Beating the clock

block

P. G. Bhaskar :
My family has very strong views on punctuality. Not in the accepted sense of all of us get ready on time or reach our destination when expected, but in a different, almost quirky way. Each person at home has his or her own, well-defined idea of time and its importance. We have our individual, special way of dealing with it, which is followed consistently, even insistently. This has given rise to a kind of fragile, delicate, mutual understanding which we endeavour to somehow balance and keep afloat. It’s like treading on cracked glass. Sometimes, the system splinters, but often enough, it survives to see another day; a few frayed edges and raised voices notwithstanding.
Over the years, we have understood and accepted each other’s philosophy of time. Slowly, some kind of clarity is beginning to show. This may not immediately be clear to the outsider. But to us at home, a faint but visible pattern has emerged.
For example, if we all plan one day, to leave home at 7.30 pm to visit a friend the following day, (which probably means the friend has asked us to come by 7 pm) we will -almost predictably- leave at 8.20 pm. This, mathematically speaking, is the most probable outcome. There are sub patterns as well. The entire process will begin with my father looking nervously at the clock from around 4 pm. Having looked several times at the clock, he will then look at us conveying concern, even worry, though he won’t actually say anything. By some form of telepathy, his nervous tension will soon start permeating my system, but not the others. At about 7.15, my father will leave the living room, proceed to his bedroom and return at 7.25, exactly five minutes before the planned time of departure. I will then quickly step in and return at 7.30 sharp. From then onwards, both of us will start clearing our throats and looking pointedly at my wife and son, who in turn, will pretend that we don’t exist. An occasional snigger may emanate from their direction, but they will continue to do whatever it is that they are doing (or if they are doing nothing, will continue to do nothing) till about 7.50 at which time, one of them will slowly commence a nonchalant walk towards the bedroom. Shortly thereafter, the other will follow. At around 8.05 both will emerge (free from any trace of guilt), when my wife will find either my son’s hair or his attire (or both) inappropriate for the occasion.
A small argument will ensue following which my son will re-enter his bedroom and return five minutes later looking exactly the same.
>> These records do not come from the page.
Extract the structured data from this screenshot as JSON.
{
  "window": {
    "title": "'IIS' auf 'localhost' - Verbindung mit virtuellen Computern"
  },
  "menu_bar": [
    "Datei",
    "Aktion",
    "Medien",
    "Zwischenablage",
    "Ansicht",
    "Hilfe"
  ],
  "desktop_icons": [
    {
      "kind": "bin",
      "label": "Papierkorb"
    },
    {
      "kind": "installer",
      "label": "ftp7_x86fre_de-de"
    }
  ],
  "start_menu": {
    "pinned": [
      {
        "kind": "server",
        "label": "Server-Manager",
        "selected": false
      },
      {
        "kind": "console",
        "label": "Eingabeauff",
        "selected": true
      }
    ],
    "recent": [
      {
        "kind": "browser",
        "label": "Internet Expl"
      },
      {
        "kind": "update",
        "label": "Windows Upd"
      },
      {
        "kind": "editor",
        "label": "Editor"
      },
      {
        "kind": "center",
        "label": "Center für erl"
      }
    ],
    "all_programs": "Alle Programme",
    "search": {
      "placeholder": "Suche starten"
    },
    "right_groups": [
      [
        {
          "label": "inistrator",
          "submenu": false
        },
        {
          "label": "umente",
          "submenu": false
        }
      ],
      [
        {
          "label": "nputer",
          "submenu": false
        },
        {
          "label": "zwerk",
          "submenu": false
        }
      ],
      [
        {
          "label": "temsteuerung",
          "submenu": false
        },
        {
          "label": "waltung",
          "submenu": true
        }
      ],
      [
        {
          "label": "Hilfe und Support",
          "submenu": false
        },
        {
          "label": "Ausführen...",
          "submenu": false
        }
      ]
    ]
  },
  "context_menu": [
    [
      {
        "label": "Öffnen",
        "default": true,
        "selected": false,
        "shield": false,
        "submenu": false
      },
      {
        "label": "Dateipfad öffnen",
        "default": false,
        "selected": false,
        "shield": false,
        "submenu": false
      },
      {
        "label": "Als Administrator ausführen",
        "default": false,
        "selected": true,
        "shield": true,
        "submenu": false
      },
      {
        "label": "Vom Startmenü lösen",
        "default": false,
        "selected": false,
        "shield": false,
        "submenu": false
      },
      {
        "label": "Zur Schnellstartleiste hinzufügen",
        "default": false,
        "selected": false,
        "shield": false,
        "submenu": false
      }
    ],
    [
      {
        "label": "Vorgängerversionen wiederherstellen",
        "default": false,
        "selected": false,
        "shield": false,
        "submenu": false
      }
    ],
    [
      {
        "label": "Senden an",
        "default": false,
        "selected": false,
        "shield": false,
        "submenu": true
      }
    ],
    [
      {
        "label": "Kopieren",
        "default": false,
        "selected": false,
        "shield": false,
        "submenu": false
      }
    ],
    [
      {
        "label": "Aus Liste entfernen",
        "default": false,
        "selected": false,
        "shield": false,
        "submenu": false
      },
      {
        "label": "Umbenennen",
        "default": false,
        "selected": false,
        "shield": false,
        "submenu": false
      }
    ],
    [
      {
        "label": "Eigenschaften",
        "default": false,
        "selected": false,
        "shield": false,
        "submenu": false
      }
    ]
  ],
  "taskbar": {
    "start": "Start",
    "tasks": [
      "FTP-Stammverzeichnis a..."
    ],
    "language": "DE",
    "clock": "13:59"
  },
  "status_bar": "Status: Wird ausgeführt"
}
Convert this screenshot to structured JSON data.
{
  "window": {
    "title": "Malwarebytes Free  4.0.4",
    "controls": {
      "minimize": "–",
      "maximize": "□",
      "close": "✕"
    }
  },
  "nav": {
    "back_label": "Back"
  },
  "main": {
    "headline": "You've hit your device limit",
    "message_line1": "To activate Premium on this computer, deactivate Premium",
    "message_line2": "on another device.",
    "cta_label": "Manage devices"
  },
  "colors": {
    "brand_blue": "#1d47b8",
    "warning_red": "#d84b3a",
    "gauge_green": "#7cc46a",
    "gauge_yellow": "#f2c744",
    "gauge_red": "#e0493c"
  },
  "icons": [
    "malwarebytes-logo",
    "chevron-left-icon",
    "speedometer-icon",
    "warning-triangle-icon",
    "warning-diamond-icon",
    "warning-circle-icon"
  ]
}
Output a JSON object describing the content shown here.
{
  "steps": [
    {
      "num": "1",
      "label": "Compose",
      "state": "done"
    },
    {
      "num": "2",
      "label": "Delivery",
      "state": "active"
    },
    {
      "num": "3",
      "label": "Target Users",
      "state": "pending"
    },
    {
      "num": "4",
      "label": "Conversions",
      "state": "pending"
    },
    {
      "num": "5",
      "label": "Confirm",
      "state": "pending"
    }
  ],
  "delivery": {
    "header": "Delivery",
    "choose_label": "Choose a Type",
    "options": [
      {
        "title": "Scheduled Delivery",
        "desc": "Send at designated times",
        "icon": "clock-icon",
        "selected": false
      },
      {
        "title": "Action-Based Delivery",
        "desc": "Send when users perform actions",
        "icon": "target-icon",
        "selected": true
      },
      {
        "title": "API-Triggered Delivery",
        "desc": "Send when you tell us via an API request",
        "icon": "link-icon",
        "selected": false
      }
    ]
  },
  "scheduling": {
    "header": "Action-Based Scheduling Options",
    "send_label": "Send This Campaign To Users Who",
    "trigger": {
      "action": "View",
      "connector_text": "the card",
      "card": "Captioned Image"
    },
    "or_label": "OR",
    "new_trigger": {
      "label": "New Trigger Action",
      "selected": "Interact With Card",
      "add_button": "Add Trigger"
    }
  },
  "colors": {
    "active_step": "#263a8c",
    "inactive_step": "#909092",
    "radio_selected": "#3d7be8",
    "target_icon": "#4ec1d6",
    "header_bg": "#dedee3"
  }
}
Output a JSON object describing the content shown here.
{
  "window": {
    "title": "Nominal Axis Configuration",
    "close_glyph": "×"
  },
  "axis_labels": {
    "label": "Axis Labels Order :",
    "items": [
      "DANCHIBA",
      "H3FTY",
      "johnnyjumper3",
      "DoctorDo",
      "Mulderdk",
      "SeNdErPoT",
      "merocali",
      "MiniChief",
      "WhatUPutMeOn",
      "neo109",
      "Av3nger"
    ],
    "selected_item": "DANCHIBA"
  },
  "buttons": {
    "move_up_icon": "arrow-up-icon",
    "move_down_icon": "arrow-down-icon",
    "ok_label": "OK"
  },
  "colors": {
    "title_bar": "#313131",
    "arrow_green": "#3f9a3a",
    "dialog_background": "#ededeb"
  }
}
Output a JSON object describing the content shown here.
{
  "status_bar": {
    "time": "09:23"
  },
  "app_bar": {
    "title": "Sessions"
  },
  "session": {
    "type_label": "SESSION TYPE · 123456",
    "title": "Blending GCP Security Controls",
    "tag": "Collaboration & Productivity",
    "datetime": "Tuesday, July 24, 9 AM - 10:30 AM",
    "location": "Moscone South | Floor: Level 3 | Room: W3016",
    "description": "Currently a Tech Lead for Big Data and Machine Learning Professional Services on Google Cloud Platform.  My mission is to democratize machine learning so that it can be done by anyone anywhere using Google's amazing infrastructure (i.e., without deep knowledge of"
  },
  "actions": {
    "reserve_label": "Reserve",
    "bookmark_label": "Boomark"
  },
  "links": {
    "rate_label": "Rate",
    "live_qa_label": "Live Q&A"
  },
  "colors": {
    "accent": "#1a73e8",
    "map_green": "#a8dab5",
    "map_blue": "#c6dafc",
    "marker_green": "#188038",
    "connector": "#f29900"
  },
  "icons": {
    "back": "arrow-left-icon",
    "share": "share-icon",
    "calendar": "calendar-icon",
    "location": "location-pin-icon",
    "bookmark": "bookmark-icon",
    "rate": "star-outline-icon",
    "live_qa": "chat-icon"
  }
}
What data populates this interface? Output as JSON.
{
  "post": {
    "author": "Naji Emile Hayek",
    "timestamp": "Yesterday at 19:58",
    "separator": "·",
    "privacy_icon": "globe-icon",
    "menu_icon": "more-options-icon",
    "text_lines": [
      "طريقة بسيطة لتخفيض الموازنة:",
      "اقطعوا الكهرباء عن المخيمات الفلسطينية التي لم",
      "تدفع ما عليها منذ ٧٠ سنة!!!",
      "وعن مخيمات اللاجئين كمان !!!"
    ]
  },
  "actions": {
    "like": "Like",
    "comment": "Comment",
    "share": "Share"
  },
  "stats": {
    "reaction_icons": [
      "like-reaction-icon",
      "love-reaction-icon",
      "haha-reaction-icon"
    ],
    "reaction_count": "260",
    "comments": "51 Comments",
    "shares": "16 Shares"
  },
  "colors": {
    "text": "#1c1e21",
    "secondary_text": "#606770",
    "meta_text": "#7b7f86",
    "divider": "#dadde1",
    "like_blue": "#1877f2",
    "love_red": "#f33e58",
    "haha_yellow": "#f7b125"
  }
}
At ten minutes past eight, all of us will be waiting for the lift. Just as it arrives, my wife will go back in and return at 8.20. It works like clockwork, every time; it’s surreal.
Some families believe that time is fixed. Well, in my house, the answer is yes and no. Two of us at home seem to believe this; my father particularly. The others have a different notion of time. While they agree with time as a concept, they believe in its fluidity of state, perhaps feeling that since humans devised the notion of time and also invented clocks and watches, time should revolve around humans and not the other way round. They place themselves at the centre of things rather than cater to time. This is quite an interesting theory, one which deserves serious thought.
My wife particularly, is a firm proponent of the school of thought that time needs to behave itself and that the numbers we have assigned to it are at best, a mild convenience and at worst, a bally nuisance.
But coming back to the subject, our individual lifestyles too, are varied and follow our thought process on this matter of time. My father goes to bed when it’s his bed-time; I go to bed when I’m reasonably sleepy. My wife and son stay awake until they collapse.
Even when it’s a question of reaching the airport, this pattern continues, with individual justification. If we have to catch a flight at say 10 in the morning, my wife would leave at 8 (“There will be others who will be late, I’m sure the flight will wait”) my son would leave at 8.30 (Shrug, “It’s okayyy!”) I’d leave at 7 (“What if the traffic is heavy or we come across an accident somewhere?”) and my father would leave at 6 (“What if the traffic is heavy, there is an accident and the flight takes off early?!”).